Je n’avais même pas fait attention à la date… Et j’ai presque envie de sauter au cou d’Einar pour m’avoir sauvée de ce grand jour, tout à coup.

— Il va falloir me partager, aujourd’hui, dis-je en me libérant de son étreinte. J’ai peu de temps et je ne vais pas m’éloigner des petits pour te faire plaisir, je suis désolée, Thibault.

— Je comprends, oui, répond-il à mon grand étonnement. Mais ce soir, une fois qu’ils seront couchés, rien ne nous empêche de profiter de notre nuit de noces… Tu sais que je rêve de toi toutes les nuits ?
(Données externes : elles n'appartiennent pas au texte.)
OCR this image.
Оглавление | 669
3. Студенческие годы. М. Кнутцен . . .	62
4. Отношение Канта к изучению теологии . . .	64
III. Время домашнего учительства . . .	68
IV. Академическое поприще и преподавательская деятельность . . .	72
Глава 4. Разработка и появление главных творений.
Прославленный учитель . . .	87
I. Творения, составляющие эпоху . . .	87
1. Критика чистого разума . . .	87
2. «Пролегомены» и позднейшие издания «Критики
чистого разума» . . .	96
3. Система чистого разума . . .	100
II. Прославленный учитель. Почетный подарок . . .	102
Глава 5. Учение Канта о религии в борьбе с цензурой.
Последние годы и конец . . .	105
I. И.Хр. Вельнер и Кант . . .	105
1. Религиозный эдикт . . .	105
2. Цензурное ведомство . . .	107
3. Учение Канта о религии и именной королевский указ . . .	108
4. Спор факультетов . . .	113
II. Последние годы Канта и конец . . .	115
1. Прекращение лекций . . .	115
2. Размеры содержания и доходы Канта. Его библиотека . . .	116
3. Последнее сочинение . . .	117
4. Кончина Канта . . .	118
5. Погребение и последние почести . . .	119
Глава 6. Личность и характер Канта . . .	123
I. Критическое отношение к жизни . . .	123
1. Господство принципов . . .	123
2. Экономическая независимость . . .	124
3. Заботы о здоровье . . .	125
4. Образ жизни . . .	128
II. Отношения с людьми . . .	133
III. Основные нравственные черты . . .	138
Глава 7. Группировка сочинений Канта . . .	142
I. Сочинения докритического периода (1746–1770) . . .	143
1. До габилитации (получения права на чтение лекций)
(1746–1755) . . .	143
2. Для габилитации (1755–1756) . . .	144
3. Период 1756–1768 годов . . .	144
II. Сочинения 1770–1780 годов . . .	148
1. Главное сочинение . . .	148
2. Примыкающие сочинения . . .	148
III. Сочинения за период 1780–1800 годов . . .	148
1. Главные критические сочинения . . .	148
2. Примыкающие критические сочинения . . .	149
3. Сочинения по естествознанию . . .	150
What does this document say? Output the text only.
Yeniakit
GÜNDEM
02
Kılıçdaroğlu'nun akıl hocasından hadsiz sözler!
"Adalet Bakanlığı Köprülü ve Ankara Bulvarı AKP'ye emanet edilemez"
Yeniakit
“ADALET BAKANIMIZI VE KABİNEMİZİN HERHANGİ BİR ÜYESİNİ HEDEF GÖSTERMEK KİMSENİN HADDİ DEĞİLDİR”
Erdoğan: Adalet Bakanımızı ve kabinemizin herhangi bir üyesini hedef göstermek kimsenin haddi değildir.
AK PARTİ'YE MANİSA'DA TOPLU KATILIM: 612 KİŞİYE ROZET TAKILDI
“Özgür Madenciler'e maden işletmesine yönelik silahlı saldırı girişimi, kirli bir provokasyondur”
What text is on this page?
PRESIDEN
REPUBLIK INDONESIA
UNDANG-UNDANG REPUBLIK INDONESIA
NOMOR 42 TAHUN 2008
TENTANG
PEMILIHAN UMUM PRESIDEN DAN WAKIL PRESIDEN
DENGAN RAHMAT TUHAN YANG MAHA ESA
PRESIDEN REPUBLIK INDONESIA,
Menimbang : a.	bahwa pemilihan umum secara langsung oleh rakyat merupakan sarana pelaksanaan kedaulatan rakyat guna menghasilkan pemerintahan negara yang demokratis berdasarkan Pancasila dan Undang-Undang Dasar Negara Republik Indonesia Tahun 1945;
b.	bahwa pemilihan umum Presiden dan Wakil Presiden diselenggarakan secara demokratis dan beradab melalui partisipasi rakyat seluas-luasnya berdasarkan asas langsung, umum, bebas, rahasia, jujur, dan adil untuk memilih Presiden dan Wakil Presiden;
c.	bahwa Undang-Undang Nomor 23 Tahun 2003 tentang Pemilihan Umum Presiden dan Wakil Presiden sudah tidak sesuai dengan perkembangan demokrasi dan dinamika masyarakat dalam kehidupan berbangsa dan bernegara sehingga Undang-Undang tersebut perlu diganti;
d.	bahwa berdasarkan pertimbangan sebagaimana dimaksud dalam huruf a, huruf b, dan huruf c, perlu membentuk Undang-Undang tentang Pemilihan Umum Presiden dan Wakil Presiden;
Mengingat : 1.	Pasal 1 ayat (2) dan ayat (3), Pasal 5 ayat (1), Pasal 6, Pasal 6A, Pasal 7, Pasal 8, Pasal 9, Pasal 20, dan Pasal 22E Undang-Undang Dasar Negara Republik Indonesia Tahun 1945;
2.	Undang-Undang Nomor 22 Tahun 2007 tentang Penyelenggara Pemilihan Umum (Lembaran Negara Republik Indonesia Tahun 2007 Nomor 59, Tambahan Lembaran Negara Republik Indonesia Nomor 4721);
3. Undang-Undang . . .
— Nous ne serons pas mariés, alors ne rêve pas trop pour la nuit de noces, marmonné-je. Et je dois retourner à la ferme, de toute façon.

Ma réponse ne lui convient absolument pas et je peux le lire sur son visage. Mon père soupire derrière moi et je me demande si c’est ma réponse un peu sèche ou le fait que je dois repartir qui le dérange. Je suis sûre qu’il pense encore à ce mariage, mais s’il y a bien une chose que j’ai apprise avec les derniers événements, c’est que voir ma vie dictée et ne pas pouvoir faire ce que je veux, ce n’est absolument pas pour moi. Je ne sais pas encore de quelle manière, mais il faut que je parvienne à le convaincre d’annuler cette union qui ne m’enchante absolument pas. En attendant, je vais profiter au maximum des jumeaux, d’Isolde et de mon père avant de repartir, c’est tout ce qui compte.